Dans un discours sobre mais solennel, Boakai a déclaré : « À chaque victime de notre guerre civile, à chaque famille brisée, à chaque rêve fracassé, nous disons : nous en sommes désolés. » Il a reconnu que l’État aurait pu et dû faire davantage pour protéger ses citoyens, et a affirmé sa volonté de s’assurer qu’un tel drame ne se reproduise jamais. Cette prise de parole intervient peu après qu’il a assisté à un hommage rendu aux anciens présidents Samuel Doe et William Tolbert, morts dans des circonstances violentes liées à ces conflits.
Les guerres civiles libériennes, qui ont fait environ 250 000 morts, ont été marquées par des massacres de civils, des viols systématiques, l’usage d’enfants soldats, et des pratiques de mutilation généralisées. Malgré ces crimes massifs, aucun tribunal national n’a encore été mis en place pour juger les auteurs présumés. La Commission vérité et réconciliation, instaurée en 2005, avait pourtant recommandé dès 2009 la création d’une juridiction spéciale. Mais cette proposition est restée lettre morte, en partie à cause de l’influence politique persistante de certains anciens chefs de guerre.
Cette inertie judiciaire a renforcé une culture de l’impunité que dénoncent de longue date les défenseurs des droits humains. « Tant que l’on ne résout pas la question des crimes commis pendant la guerre civile, cette impunité va continuer de se développer », rappelait récemment le militant Adama Dempster. Un tournant semble néanmoins amorcé : en avril 2024, le Sénat libérien a voté à l’unanimité un texte en faveur de la création d’un tribunal pour les crimes des guerres civiles, rejoignant ainsi un vote antérieur des députés.
Sur le terrain international, plusieurs anciens chefs de guerre libériens sont poursuivis par des juridictions étrangères. L’ONG Civitas Maxima a notamment engagé des procédures en Suisse, en France et en Finlande. Ces initiatives sont parfois les seules à offrir une forme de justice aux victimes, alors même que certains responsables, comme Prince Johnson – décédé en 2024 – étaient toujours actifs en politique nationale.

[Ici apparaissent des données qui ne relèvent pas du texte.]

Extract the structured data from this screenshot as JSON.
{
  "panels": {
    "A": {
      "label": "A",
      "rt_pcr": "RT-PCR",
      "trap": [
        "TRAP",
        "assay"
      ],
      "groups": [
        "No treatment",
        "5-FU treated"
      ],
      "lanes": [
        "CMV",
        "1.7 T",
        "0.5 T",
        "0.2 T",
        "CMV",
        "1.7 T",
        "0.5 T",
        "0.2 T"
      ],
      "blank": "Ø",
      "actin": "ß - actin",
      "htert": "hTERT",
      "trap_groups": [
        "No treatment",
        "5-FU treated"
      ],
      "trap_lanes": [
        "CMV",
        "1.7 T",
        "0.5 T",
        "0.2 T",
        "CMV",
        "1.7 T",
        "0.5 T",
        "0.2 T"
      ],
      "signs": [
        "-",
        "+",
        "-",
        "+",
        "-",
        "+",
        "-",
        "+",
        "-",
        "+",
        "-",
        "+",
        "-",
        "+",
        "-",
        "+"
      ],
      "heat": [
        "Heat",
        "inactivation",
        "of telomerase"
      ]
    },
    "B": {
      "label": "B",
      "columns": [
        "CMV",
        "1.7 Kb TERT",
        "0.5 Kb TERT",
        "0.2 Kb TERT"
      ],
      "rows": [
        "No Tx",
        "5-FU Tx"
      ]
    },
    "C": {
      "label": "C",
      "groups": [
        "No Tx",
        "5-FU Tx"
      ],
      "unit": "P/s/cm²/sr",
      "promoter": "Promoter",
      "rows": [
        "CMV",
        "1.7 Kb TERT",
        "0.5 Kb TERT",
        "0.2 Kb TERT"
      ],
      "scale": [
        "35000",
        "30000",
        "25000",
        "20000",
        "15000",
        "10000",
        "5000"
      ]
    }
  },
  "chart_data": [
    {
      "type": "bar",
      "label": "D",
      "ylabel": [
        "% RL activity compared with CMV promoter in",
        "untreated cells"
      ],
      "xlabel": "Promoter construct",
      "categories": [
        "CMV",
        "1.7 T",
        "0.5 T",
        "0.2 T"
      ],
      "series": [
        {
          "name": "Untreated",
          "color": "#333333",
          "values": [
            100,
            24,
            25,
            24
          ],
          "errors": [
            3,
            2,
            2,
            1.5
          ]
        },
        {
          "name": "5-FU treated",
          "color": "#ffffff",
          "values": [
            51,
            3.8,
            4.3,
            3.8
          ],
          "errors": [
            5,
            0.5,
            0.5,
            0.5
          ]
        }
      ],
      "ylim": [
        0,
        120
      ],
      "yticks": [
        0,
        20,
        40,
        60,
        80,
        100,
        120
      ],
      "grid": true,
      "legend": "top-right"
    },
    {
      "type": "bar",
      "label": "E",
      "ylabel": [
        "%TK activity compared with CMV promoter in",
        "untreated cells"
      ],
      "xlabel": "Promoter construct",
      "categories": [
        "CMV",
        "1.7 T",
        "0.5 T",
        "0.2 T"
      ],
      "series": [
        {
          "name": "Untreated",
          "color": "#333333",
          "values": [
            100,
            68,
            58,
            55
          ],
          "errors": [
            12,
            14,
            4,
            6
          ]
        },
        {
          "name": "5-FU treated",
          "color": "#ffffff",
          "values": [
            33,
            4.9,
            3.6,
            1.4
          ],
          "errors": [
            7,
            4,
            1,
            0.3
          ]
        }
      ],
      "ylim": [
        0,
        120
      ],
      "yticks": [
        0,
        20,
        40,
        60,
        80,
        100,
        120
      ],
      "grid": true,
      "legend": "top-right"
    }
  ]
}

Le président Boakai, ancien allié de Prince Johnson, semble désormais prêt à rompre avec cet héritage pesant. Il a appelé à « mettre en œuvre les recommandations clés de la Commission vérité et réconciliation », soulignant que la mémoire des violences reste vive dans toutes les couches de la société. Si ses excuses marquent un geste fort sur le plan symbolique, l’enjeu central reste l’établissement d’un mécanisme judiciaire crédible et indépendant, capable de rendre justice sans menacer la paix fragile du pays.